- Directed by: Don Millar
- Screenplay by: Don Millar; Hart Snider;
- Produced by: Eric Hogan; Joe Trucker;
- Cinematography: Johan Legraie; Joe Tucker;
- Edited by: Hart Snider
- Music by: David Bertok
- Production company: Hogan Millar Media
- Release date: 25 October 2018 (Morelia);
- Running time: 1 hr. 22 mins
- Country: Canada
- Languages: English, Spanish

= Botero (film) =

2018 documentary film

Botero is a 2018 Canadian documentary film directed and co-written by Don Millar. The film profiles the life and art of Colombian maestro Fernando Botero, known for his distinctive voluminous figures and international exhibitions. It features exclusive access to the artist and his family, alongside interviews with historians and curators across multiple continents.

==Synopsis==
Fernando Botero was a Colombian artist known for his distinctive style featuring exaggerated volumes in figures and objects. His paintings and sculptures have been exhibited internationally, including large shows in China that drew more than one million visitors. Botero's works span a wide range of subjects, from everyday life and portraits to clergy and political figures. Several museums in Colombia bear his name, and his works have been displayed alongside artists such as Pablo Picasso. In interviews, Botero described painting as central to his life.

==Cast==
- Fernando Botero as Self
- Miriam Basilio as Self
- Juan Carlos Botero as Self
- Lina Botero as Self
- Rosalind Krauss as Self
- Sandro Manzo
- Dorothy Canning Miller as Self (archive footage)
- David Nahmad as Self
- Sophia Vari as Self
- Fernando Botero Zea as Self
- Gloria Zea as Self (archive footage)

==Production==
Director Don Millar was inspired to make Botero after witnessing the artist's universal appeal, particularly at a Beijing exhibition, and being struck by Botero's enigmatic presence. With the help of Botero's daughter Lina, who secured access to the otherwise private artist, Millar spent about 19 months on production and post-production. The process revealed to him Botero's enduring enthusiasm for learning and creativity, which became central to the film. The film was produced by Joe Tucker, with music composed by David Bertok.

==Release==
Botero had its world premiere at the Morelia International Film Festival on October, 2018. In 2019, the film was subsequently screened in several film festivals in the United States, including Palm Springs International Film Festival, Miami International Film Festival, Seattle International Film Festival, Roschester International Film Festival and Suncreen Film Festival.

==Reception==
On review aggregator Rotten Tomatoes, the film has an approval rating of 75% based on 8 reviews.

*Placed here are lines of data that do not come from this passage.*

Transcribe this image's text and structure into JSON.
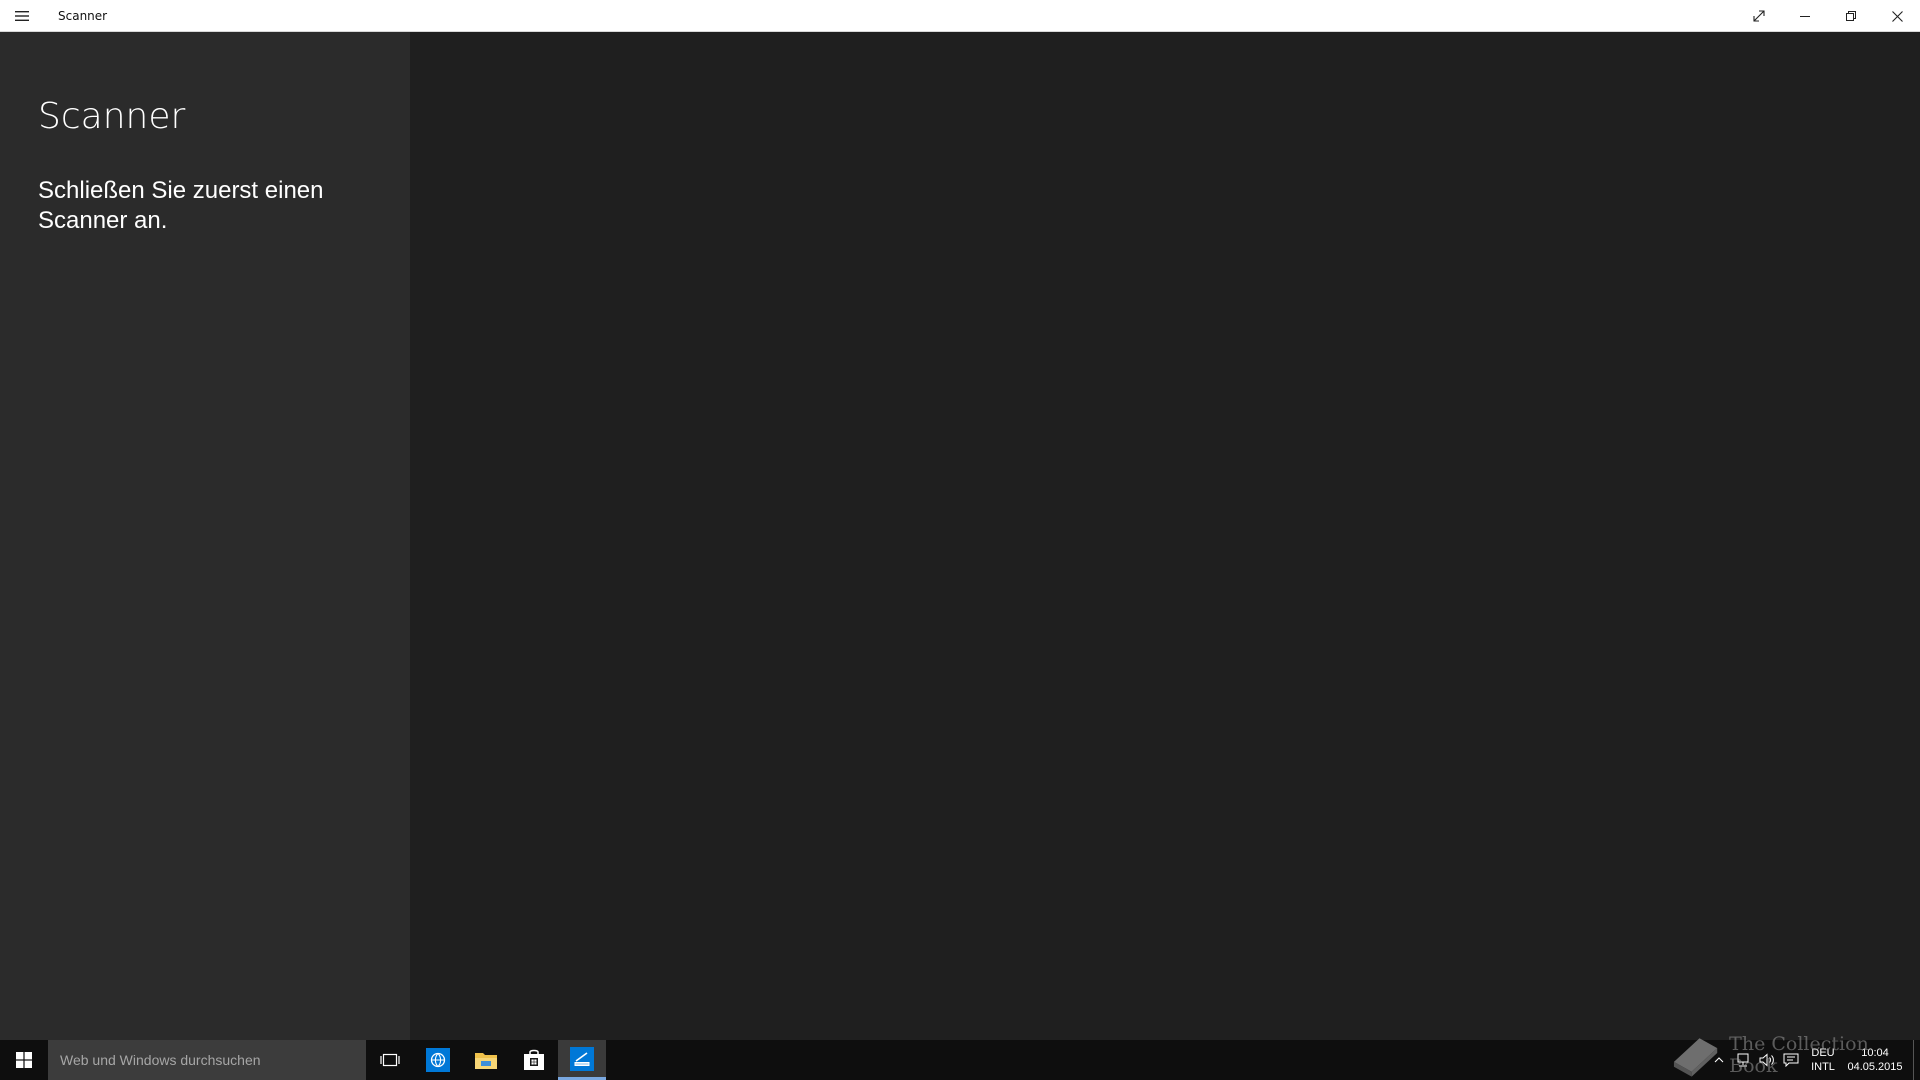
{
  "window": {
    "title": "Scanner"
  },
  "left_pane": {
    "heading": "Scanner",
    "message": "Schließen Sie zuerst einen Scanner an."
  },
  "taskbar": {
    "search_placeholder": "Web und Windows durchsuchen",
    "apps": [
      {
        "name": "task-view-icon"
      },
      {
        "name": "edge-browser-icon"
      },
      {
        "name": "file-explorer-icon"
      },
      {
        "name": "store-icon"
      },
      {
        "name": "scanner-app-icon",
        "active": true
      }
    ],
    "tray": {
      "language_line1": "DEU",
      "language_line2": "INTL",
      "time": "10:04",
      "date": "04.05.2015"
    }
  },
  "watermark": {
    "text": "The Collection Book"
  },
  "colors": {
    "accent": "#0078d7",
    "pane_bg": "#2b2b2b",
    "main_bg": "#1f1f1f",
    "taskbar_bg": "#0e0e0e"
  }
}
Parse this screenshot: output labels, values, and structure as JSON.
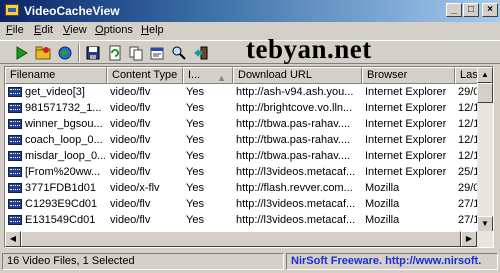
{
  "window": {
    "title": "VideoCacheView"
  },
  "title_buttons": {
    "minimize": "_",
    "maximize": "□",
    "close": "×"
  },
  "menu": [
    {
      "label": "File",
      "key": "F",
      "rest": "ile"
    },
    {
      "label": "Edit",
      "key": "E",
      "rest": "dit"
    },
    {
      "label": "View",
      "key": "V",
      "rest": "iew"
    },
    {
      "label": "Options",
      "key": "O",
      "rest": "ptions"
    },
    {
      "label": "Help",
      "key": "H",
      "rest": "elp"
    }
  ],
  "toolbar_icons": [
    "play-icon",
    "open-folder-icon",
    "globe-icon",
    "save-icon",
    "refresh-icon",
    "copy-icon",
    "properties-icon",
    "find-icon",
    "exit-icon"
  ],
  "watermark": "tebyan.net",
  "columns": [
    "Filename",
    "Content Type",
    "I...",
    "Download URL",
    "Browser",
    "Last ..."
  ],
  "rows": [
    [
      "get_video[3]",
      "video/flv",
      "Yes",
      "http://ash-v94.ash.you...",
      "Internet Explorer",
      "29/0"
    ],
    [
      "981571732_1...",
      "video/flv",
      "Yes",
      "http://brightcove.vo.lln...",
      "Internet Explorer",
      "12/1"
    ],
    [
      "winner_bgsou...",
      "video/flv",
      "Yes",
      "http://tbwa.pas-rahav....",
      "Internet Explorer",
      "12/1"
    ],
    [
      "coach_loop_0...",
      "video/flv",
      "Yes",
      "http://tbwa.pas-rahav....",
      "Internet Explorer",
      "12/1"
    ],
    [
      "misdar_loop_0...",
      "video/flv",
      "Yes",
      "http://tbwa.pas-rahav....",
      "Internet Explorer",
      "12/1"
    ],
    [
      "[From%20ww...",
      "video/flv",
      "Yes",
      "http://l3videos.metacaf...",
      "Internet Explorer",
      "25/1"
    ],
    [
      "3771FDB1d01",
      "video/x-flv",
      "Yes",
      "http://flash.revver.com...",
      "Mozilla",
      "29/0"
    ],
    [
      "C1293E9Cd01",
      "video/flv",
      "Yes",
      "http://l3videos.metacaf...",
      "Mozilla",
      "27/1"
    ],
    [
      "E131549Cd01",
      "video/flv",
      "Yes",
      "http://l3videos.metacaf...",
      "Mozilla",
      "27/1"
    ]
  ],
  "status": {
    "count": "16 Video Files, 1 Selected",
    "credit": "NirSoft Freeware.  http://www.nirsoft."
  },
  "colors": {
    "title_start": "#0a246a",
    "title_end": "#a6caf0",
    "face": "#d4d0c8",
    "link": "#1a2fd6"
  }
}
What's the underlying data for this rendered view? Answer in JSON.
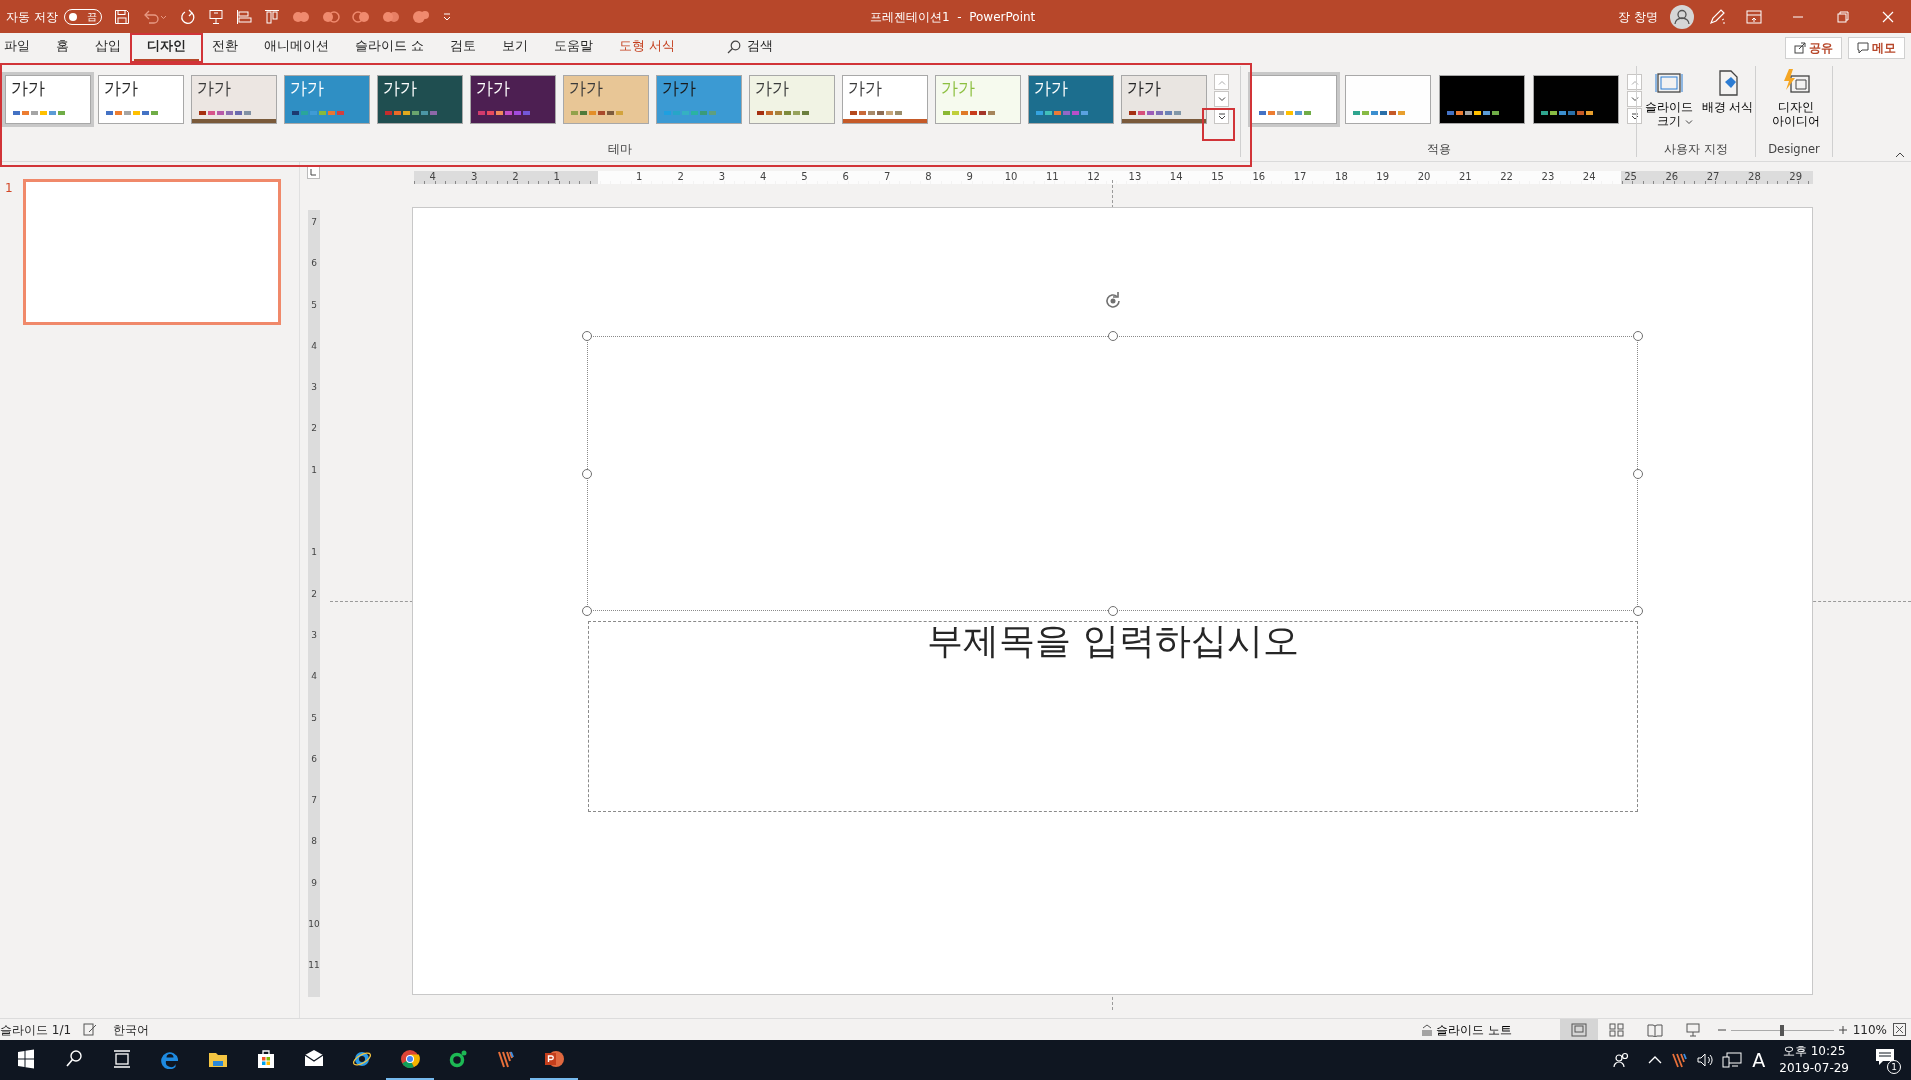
{
  "title_bar": {
    "autosave_label": "자동 저장",
    "autosave": {
      "on": false,
      "label": "끔"
    },
    "document_title": "프레젠테이션1  -  PowerPoint",
    "user_name": "장 창명"
  },
  "ribbon_tabs": [
    {
      "label": "파일",
      "selected": false,
      "kind": "normal"
    },
    {
      "label": "홈",
      "selected": false,
      "kind": "normal"
    },
    {
      "label": "삽입",
      "selected": false,
      "kind": "normal"
    },
    {
      "label": "디자인",
      "selected": true,
      "kind": "normal"
    },
    {
      "label": "전환",
      "selected": false,
      "kind": "normal"
    },
    {
      "label": "애니메이션",
      "selected": false,
      "kind": "normal"
    },
    {
      "label": "슬라이드 쇼",
      "selected": false,
      "kind": "normal"
    },
    {
      "label": "검토",
      "selected": false,
      "kind": "normal"
    },
    {
      "label": "보기",
      "selected": false,
      "kind": "normal"
    },
    {
      "label": "도움말",
      "selected": false,
      "kind": "normal"
    },
    {
      "label": "도형 서식",
      "selected": false,
      "kind": "contextual"
    }
  ],
  "search": {
    "label": "검색"
  },
  "share_button": "공유",
  "comments_button": "메모",
  "themes": {
    "label": "테마",
    "items": [
      {
        "label": {
          "text": "가가",
          "color": "#262626"
        },
        "selected": true,
        "color": "#ffffff",
        "swatches": [
          {
            "color": "#4472c4"
          },
          {
            "color": "#ed7d31"
          },
          {
            "color": "#a5a5a5"
          },
          {
            "color": "#ffc000"
          },
          {
            "color": "#5b9bd5"
          },
          {
            "color": "#70ad47"
          }
        ]
      },
      {
        "label": {
          "text": "가가",
          "color": "#262626"
        },
        "selected": false,
        "color": "#ffffff",
        "swatches": [
          {
            "color": "#4472c4"
          },
          {
            "color": "#ed7d31"
          },
          {
            "color": "#a5a5a5"
          },
          {
            "color": "#ffc000"
          },
          {
            "color": "#4473c5"
          },
          {
            "color": "#70ad47"
          }
        ]
      },
      {
        "label": {
          "text": "가가",
          "color": "#3a3a3a"
        },
        "selected": false,
        "color": "#ece6e2",
        "band": {
          "color": "#7a5a3a"
        },
        "swatches": [
          {
            "color": "#a53010"
          },
          {
            "color": "#d6558a"
          },
          {
            "color": "#b75aa9"
          },
          {
            "color": "#8c6fb1"
          },
          {
            "color": "#6a6aae"
          },
          {
            "color": "#8291a3"
          }
        ]
      },
      {
        "label": {
          "text": "가가",
          "color": "#ffffff"
        },
        "selected": false,
        "color": "#2f8fc4",
        "swatches": [
          {
            "color": "#1c3a70"
          },
          {
            "color": "#2aa69a"
          },
          {
            "color": "#3f9bd5"
          },
          {
            "color": "#88b93c"
          },
          {
            "color": "#e87633"
          },
          {
            "color": "#d13f3f"
          }
        ]
      },
      {
        "label": {
          "text": "가가",
          "color": "#ffffff"
        },
        "selected": false,
        "color": "#1f4e50",
        "swatches": [
          {
            "color": "#c22d2d"
          },
          {
            "color": "#e96b28"
          },
          {
            "color": "#e0a91e"
          },
          {
            "color": "#6aa56e"
          },
          {
            "color": "#4b96a5"
          },
          {
            "color": "#8c68a8"
          }
        ]
      },
      {
        "label": {
          "text": "가가",
          "color": "#ffffff"
        },
        "selected": false,
        "color": "#4d1f52",
        "swatches": [
          {
            "color": "#d13b6d"
          },
          {
            "color": "#e84a5f"
          },
          {
            "color": "#f08b5a"
          },
          {
            "color": "#c44ec8"
          },
          {
            "color": "#a24bde"
          },
          {
            "color": "#7358d8"
          }
        ]
      },
      {
        "label": {
          "text": "가가",
          "color": "#3a3a3a"
        },
        "selected": false,
        "color": "#e8c696",
        "swatches": [
          {
            "color": "#93a24a"
          },
          {
            "color": "#4f7a3a"
          },
          {
            "color": "#e38e27"
          },
          {
            "color": "#a94a2b"
          },
          {
            "color": "#7d5b3d"
          },
          {
            "color": "#d3a33c"
          }
        ]
      },
      {
        "label": {
          "text": "가가",
          "color": "#1a1a1a"
        },
        "selected": false,
        "color": "#3b9ad3",
        "swatches": [
          {
            "color": "#1ea0e0"
          },
          {
            "color": "#26a6c8"
          },
          {
            "color": "#35b1c2"
          },
          {
            "color": "#2ab3a2"
          },
          {
            "color": "#3a9b79"
          },
          {
            "color": "#5f9f7e"
          }
        ]
      },
      {
        "label": {
          "text": "가가",
          "color": "#3b3b3b"
        },
        "selected": false,
        "color": "#f1f3e4",
        "swatches": [
          {
            "color": "#a53011"
          },
          {
            "color": "#c56a2b"
          },
          {
            "color": "#a8823b"
          },
          {
            "color": "#7f8b3c"
          },
          {
            "color": "#98a35c"
          },
          {
            "color": "#6c7f3f"
          }
        ]
      },
      {
        "label": {
          "text": "가가",
          "color": "#3a3a3b"
        },
        "selected": false,
        "color": "#ffffff",
        "band": {
          "color": "#c55a28"
        },
        "swatches": [
          {
            "color": "#b5491e"
          },
          {
            "color": "#c96a3a"
          },
          {
            "color": "#a88a6a"
          },
          {
            "color": "#8f6d54"
          },
          {
            "color": "#c7a67a"
          },
          {
            "color": "#9b8e6c"
          }
        ]
      },
      {
        "label": {
          "text": "가가",
          "color": "#8cbf3f"
        },
        "selected": false,
        "color": "#f6faee",
        "swatches": [
          {
            "color": "#8ab833"
          },
          {
            "color": "#c0cf3a"
          },
          {
            "color": "#e07a27"
          },
          {
            "color": "#c83c1c"
          },
          {
            "color": "#a4372a"
          },
          {
            "color": "#a6855b"
          }
        ]
      },
      {
        "label": {
          "text": "가가",
          "color": "#fffffe"
        },
        "selected": false,
        "color": "#1c6e8e",
        "swatches": [
          {
            "color": "#34a3e0"
          },
          {
            "color": "#40c0b8"
          },
          {
            "color": "#ea7a36"
          },
          {
            "color": "#9068c6"
          },
          {
            "color": "#b64fc8"
          },
          {
            "color": "#5aa1e0"
          }
        ]
      },
      {
        "label": {
          "text": "가가",
          "color": "#262627"
        },
        "selected": false,
        "color": "#e9e5e1",
        "band": {
          "color": "#7a5a3b"
        },
        "swatches": [
          {
            "color": "#a53012"
          },
          {
            "color": "#d64f7a"
          },
          {
            "color": "#9c5db9"
          },
          {
            "color": "#7f6fb6"
          },
          {
            "color": "#6a82b5"
          },
          {
            "color": "#8297a8"
          }
        ]
      }
    ]
  },
  "variants": {
    "label": "적용",
    "items": [
      {
        "selected": true,
        "color": "#ffffff",
        "swatches": [
          {
            "color": "#4472c4"
          },
          {
            "color": "#ed7d31"
          },
          {
            "color": "#a5a5a5"
          },
          {
            "color": "#ffc000"
          },
          {
            "color": "#5b9bd5"
          },
          {
            "color": "#70ad47"
          }
        ]
      },
      {
        "selected": false,
        "color": "#fefefe",
        "swatches": [
          {
            "color": "#2fa58f"
          },
          {
            "color": "#88bb44"
          },
          {
            "color": "#3c8fcf"
          },
          {
            "color": "#2a6fa8"
          },
          {
            "color": "#c55a28"
          },
          {
            "color": "#e89f2e"
          }
        ]
      },
      {
        "selected": false,
        "color": "#000000",
        "swatches": [
          {
            "color": "#4472c4"
          },
          {
            "color": "#ed7d31"
          },
          {
            "color": "#a5a5a5"
          },
          {
            "color": "#ffc000"
          },
          {
            "color": "#5b9bd5"
          },
          {
            "color": "#70ad47"
          }
        ]
      },
      {
        "selected": false,
        "color": "#010101",
        "swatches": [
          {
            "color": "#2fa58f"
          },
          {
            "color": "#88bb44"
          },
          {
            "color": "#3c8fcf"
          },
          {
            "color": "#2a6fa8"
          },
          {
            "color": "#c55a28"
          },
          {
            "color": "#e89f2e"
          }
        ]
      }
    ]
  },
  "customize": {
    "label": "사용자 지정",
    "buttons": [
      {
        "label": "슬라이드 크기",
        "kind": "slide-size",
        "dropdown": true
      },
      {
        "label": "배경 서식",
        "kind": "background",
        "dropdown": false
      }
    ]
  },
  "designer": {
    "label": "Designer",
    "buttons": [
      {
        "label": "디자인 아이디어",
        "kind": "design-ideas",
        "dropdown": false
      }
    ]
  },
  "slides_pane": [
    {
      "number": "1",
      "selected": true
    }
  ],
  "rulers": {
    "horizontal": {
      "before": [
        "4",
        "3",
        "2",
        "1"
      ],
      "after": [
        "1",
        "2",
        "3",
        "4",
        "5",
        "6",
        "7",
        "8",
        "9",
        "10",
        "11",
        "12",
        "13",
        "14",
        "15",
        "16",
        "17",
        "18",
        "19",
        "20",
        "21",
        "22",
        "23",
        "24",
        "25",
        "26",
        "27",
        "28",
        "29"
      ]
    },
    "vertical": {
      "before": [
        "7",
        "6",
        "5",
        "4",
        "3",
        "2",
        "1"
      ],
      "after": [
        "1",
        "2",
        "3",
        "4",
        "5",
        "6",
        "7",
        "8",
        "9",
        "10",
        "11"
      ]
    }
  },
  "slide": {
    "placeholders": [
      {
        "kind": "title",
        "selected": true
      },
      {
        "kind": "subtitle",
        "selected": false,
        "text": "부제목을 입력하십시오"
      }
    ]
  },
  "status_bar": {
    "slide_count": "슬라이드 1/1",
    "language": "한국어",
    "notes": "슬라이드 노트",
    "views": [
      {
        "kind": "normal",
        "selected": true
      },
      {
        "kind": "sorter",
        "selected": false
      },
      {
        "kind": "reading",
        "selected": false
      },
      {
        "kind": "slideshow",
        "selected": false
      }
    ],
    "zoom": {
      "level": 0.5,
      "reading": "110%"
    }
  },
  "taskbar": {
    "apps": [
      {
        "kind": "start",
        "running": false
      },
      {
        "kind": "search",
        "running": false
      },
      {
        "kind": "taskview",
        "running": false
      },
      {
        "kind": "edge",
        "running": false
      },
      {
        "kind": "explorer",
        "running": false
      },
      {
        "kind": "store",
        "running": false
      },
      {
        "kind": "mail",
        "running": false
      },
      {
        "kind": "ie",
        "running": false
      },
      {
        "kind": "chrome",
        "running": true
      },
      {
        "kind": "green",
        "running": false
      },
      {
        "kind": "stripes",
        "running": false
      },
      {
        "kind": "powerpoint",
        "running": true
      }
    ],
    "tray": {
      "ime": "A",
      "time": "오후 10:25",
      "date": "2019-07-29",
      "notifications": "1"
    }
  },
  "annotation_frames": [
    {
      "kind": "tab"
    },
    {
      "kind": "gallery"
    },
    {
      "kind": "more"
    }
  ]
}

Frank Scheck of The Hollywood Reporter praised the film as “informative and entertaining,” highlighting its accessible introduction to Botero's life and work, but noted it was “hardly objective” given its celebratory tone and close ties to the artist's family. He observed that while the documentary compellingly explores key moments such as the loss of Botero's son and the Medellín bombing, its hagiographic approach limits deeper critical insight.

Paul Parcellin of Film Threat gives Botero 8 out of 10, describing it as “an enjoyable experience that presents an appealing overview of the artist’s life and works.” He highlights Botero's rags-to-riches journey and the moving segment on the death of his son, while noting that dissenting voices like Rosalind Krauss balance what might otherwise be a “Botero love-in.”